Días atrás, una mujer de 65 años vivió una situación crítica en el Balneario Los Cedros. Mientras se encontraba dentro del río, comenzó a sufrir calambres intensos en ambas piernas, lo que le impidió desplazarse y la dejó en una posición de riesgo. La escena, que pudo haber tenido un desenlace grave, fue advertida a tiempo.

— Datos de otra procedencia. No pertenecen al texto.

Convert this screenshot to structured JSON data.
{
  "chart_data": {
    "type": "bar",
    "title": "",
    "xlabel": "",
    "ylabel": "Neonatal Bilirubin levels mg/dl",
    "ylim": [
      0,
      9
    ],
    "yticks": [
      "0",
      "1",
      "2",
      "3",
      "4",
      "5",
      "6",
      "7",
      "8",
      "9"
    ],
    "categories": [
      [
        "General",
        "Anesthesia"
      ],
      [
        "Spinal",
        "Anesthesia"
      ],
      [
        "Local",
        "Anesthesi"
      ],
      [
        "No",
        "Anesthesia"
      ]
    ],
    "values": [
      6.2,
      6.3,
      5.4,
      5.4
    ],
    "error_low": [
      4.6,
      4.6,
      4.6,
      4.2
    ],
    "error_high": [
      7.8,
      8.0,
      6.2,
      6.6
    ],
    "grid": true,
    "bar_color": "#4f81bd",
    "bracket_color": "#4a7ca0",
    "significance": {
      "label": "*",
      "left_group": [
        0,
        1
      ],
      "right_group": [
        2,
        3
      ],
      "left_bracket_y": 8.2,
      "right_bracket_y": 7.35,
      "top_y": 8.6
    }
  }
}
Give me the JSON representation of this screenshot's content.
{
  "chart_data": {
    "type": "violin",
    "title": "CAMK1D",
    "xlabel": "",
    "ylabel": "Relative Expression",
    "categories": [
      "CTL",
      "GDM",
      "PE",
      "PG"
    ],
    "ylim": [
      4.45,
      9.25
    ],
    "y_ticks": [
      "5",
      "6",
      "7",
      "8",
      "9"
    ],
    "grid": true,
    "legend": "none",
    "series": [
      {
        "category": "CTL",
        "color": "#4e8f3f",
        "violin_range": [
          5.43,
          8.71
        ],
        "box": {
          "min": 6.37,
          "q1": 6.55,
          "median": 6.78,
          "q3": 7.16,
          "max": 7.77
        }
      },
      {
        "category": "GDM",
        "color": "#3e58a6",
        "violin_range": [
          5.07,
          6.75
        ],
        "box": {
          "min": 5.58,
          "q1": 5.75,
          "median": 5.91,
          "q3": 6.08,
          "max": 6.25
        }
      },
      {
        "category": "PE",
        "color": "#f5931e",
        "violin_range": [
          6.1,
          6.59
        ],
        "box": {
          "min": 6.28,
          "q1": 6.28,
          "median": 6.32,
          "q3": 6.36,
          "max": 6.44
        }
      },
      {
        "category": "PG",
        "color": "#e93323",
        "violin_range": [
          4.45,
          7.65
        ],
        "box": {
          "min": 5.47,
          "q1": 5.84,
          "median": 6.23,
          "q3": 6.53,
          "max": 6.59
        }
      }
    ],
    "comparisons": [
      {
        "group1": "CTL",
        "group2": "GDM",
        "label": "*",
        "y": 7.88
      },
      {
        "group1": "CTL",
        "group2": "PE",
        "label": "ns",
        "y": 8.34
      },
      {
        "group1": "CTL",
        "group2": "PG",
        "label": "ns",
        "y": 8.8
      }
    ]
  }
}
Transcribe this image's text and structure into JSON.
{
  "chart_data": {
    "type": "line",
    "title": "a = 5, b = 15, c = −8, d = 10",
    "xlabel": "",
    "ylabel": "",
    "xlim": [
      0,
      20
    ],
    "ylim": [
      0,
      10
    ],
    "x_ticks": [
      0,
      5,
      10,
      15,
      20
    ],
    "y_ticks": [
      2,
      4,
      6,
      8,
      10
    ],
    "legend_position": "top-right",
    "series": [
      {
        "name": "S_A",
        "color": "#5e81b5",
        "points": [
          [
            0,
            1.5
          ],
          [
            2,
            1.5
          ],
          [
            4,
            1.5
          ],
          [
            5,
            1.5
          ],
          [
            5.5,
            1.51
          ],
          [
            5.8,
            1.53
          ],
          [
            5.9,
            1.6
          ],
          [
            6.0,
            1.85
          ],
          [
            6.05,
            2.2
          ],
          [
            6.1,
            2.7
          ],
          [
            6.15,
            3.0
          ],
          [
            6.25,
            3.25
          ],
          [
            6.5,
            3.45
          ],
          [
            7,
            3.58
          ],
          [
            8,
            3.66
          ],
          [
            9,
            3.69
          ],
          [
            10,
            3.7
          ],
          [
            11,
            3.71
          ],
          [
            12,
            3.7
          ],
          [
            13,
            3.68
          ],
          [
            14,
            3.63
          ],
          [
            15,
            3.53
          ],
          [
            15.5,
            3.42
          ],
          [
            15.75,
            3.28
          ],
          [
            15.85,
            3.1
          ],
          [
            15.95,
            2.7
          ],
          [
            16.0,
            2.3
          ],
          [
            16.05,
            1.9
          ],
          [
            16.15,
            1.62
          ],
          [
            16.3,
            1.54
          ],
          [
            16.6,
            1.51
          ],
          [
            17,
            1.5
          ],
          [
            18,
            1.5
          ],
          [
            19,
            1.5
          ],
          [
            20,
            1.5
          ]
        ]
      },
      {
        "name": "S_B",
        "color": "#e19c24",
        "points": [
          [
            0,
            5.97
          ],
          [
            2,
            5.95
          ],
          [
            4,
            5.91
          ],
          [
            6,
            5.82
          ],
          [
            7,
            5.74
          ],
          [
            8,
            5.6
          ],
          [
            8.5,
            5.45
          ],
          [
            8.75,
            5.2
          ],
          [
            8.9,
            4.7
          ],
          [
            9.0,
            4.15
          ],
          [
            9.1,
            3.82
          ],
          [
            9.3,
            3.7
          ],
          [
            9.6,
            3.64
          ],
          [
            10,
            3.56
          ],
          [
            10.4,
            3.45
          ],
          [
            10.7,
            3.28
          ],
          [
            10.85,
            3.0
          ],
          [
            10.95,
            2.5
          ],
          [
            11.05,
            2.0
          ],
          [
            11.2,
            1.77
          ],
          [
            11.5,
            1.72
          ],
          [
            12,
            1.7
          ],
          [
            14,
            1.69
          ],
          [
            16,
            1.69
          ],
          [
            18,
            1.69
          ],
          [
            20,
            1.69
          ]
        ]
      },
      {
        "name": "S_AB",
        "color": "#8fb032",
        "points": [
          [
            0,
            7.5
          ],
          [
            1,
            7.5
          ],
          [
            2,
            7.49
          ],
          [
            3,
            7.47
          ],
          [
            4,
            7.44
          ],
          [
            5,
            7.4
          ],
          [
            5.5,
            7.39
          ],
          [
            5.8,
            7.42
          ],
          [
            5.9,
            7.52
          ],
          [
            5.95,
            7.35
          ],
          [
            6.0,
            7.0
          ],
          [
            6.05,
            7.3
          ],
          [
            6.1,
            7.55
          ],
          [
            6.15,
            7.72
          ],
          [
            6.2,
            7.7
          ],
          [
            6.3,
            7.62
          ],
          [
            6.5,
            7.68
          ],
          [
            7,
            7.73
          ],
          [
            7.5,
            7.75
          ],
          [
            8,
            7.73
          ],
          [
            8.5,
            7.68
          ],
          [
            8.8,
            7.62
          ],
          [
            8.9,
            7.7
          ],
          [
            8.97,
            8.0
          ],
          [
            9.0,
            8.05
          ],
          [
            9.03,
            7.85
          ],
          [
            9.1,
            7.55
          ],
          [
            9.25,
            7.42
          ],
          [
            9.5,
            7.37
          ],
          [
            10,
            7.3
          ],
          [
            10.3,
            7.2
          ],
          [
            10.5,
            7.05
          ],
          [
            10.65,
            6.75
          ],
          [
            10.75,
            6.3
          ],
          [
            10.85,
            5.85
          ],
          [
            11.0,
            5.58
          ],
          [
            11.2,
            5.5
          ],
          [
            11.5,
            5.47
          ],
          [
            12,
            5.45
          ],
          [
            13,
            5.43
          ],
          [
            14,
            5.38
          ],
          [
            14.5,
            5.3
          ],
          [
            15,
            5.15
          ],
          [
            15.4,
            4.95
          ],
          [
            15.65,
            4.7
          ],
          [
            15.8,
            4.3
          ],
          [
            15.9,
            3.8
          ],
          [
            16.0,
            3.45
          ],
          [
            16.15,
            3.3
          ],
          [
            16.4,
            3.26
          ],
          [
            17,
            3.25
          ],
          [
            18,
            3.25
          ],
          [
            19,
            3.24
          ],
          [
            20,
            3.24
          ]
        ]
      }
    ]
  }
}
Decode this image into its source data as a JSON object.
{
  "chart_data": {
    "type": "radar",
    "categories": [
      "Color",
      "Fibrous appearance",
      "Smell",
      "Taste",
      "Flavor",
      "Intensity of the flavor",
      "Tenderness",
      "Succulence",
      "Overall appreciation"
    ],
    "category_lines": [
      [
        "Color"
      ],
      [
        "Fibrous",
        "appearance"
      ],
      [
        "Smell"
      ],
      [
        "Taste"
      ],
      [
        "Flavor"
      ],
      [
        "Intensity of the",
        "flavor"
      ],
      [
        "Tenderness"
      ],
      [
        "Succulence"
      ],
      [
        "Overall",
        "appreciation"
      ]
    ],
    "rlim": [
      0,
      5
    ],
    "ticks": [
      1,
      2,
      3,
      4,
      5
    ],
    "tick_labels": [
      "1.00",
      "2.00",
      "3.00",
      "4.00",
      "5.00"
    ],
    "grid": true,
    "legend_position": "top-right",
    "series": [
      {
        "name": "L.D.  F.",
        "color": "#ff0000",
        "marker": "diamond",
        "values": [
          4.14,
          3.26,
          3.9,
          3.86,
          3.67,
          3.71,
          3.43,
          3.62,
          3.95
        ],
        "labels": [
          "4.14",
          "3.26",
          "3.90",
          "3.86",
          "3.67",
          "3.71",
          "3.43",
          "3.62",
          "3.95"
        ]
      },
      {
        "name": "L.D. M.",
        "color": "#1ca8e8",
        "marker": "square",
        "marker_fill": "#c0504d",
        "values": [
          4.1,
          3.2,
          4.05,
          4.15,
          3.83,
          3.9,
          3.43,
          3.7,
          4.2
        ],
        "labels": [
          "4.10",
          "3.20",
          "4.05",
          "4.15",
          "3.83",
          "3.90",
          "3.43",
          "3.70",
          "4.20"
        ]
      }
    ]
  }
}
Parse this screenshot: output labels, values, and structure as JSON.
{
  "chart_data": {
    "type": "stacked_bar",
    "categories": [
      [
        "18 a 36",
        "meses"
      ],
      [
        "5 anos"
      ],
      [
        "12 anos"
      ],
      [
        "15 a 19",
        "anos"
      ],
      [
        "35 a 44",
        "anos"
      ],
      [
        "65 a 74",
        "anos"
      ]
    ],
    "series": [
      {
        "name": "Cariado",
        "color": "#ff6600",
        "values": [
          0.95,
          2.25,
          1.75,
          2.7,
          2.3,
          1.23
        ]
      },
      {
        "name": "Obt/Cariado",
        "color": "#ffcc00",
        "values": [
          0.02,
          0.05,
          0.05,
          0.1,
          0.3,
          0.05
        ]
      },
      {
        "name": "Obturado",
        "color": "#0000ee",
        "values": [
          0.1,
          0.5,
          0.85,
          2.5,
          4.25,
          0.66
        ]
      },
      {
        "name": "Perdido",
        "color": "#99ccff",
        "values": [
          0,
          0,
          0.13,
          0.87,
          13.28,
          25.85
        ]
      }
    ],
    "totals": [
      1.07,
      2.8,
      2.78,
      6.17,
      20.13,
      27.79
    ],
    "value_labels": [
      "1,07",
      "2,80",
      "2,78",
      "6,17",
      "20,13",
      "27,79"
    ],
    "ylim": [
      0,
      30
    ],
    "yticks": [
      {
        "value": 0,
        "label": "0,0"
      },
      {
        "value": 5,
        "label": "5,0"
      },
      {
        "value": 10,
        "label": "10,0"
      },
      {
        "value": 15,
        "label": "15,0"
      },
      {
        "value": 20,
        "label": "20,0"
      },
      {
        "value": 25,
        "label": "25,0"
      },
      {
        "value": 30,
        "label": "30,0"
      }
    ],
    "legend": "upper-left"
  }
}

La rápida reacción de los guardavidas Aldana Gómez y Lautaro Flores fue determinante. Con una intervención precisa, lograron retirar a la mujer del agua. Ya en la orilla, el cuadro se complejizó: la víctima sufrió un ataque de pánico y posteriormente una convulsión, en el marco de una enfermedad preexistente por la cual se encontraba en tratamiento.
Aplicando los protocolos de seguridad, el personal logró estabilizarla física y emocionalmente, mientras se activaba el sistema de emergencias. Minutos después, una ambulancia del servicio 107 realizó la evaluación médica correspondiente. El operativo contó además con la participación de la Policía y grupos de rescate, en un trabajo articulado que permitió resolver una situación delicada sin consecuencias mayores.
El hecho sirve como llamado de atención en plena temporada alta. Los ríos serranos, si bien atractivos, presentan corrientes variables, zonas profundas, piedras resbaladizas y cambios bruscos de temperatura, factores que pueden generar calambres, descompensaciones o accidentes, especialmente en personas mayores o con afecciones previas.
Desde los municipios insisten en algunas recomendaciones clave: respetar las zonas habilitadas, ingresar al agua de manera gradual, evitar hacerlo en soledad, mantenerse hidratado y, ante cualquier malestar, salir inmediatamente del río y avisar a los guardavidas. Su presencia no es decorativa: están entrenados para prevenir y actuar cuando cada segundo cuenta.
La temporada continúa y los balnearios seguirán siendo protagonistas del verano en Traslasierra. Disfrutarlos plenamente implica también asumir que el cuidado propio y el respeto por las normas son parte esencial de una jornada segura. El río ofrece alivio; la prudencia, tranquilidad.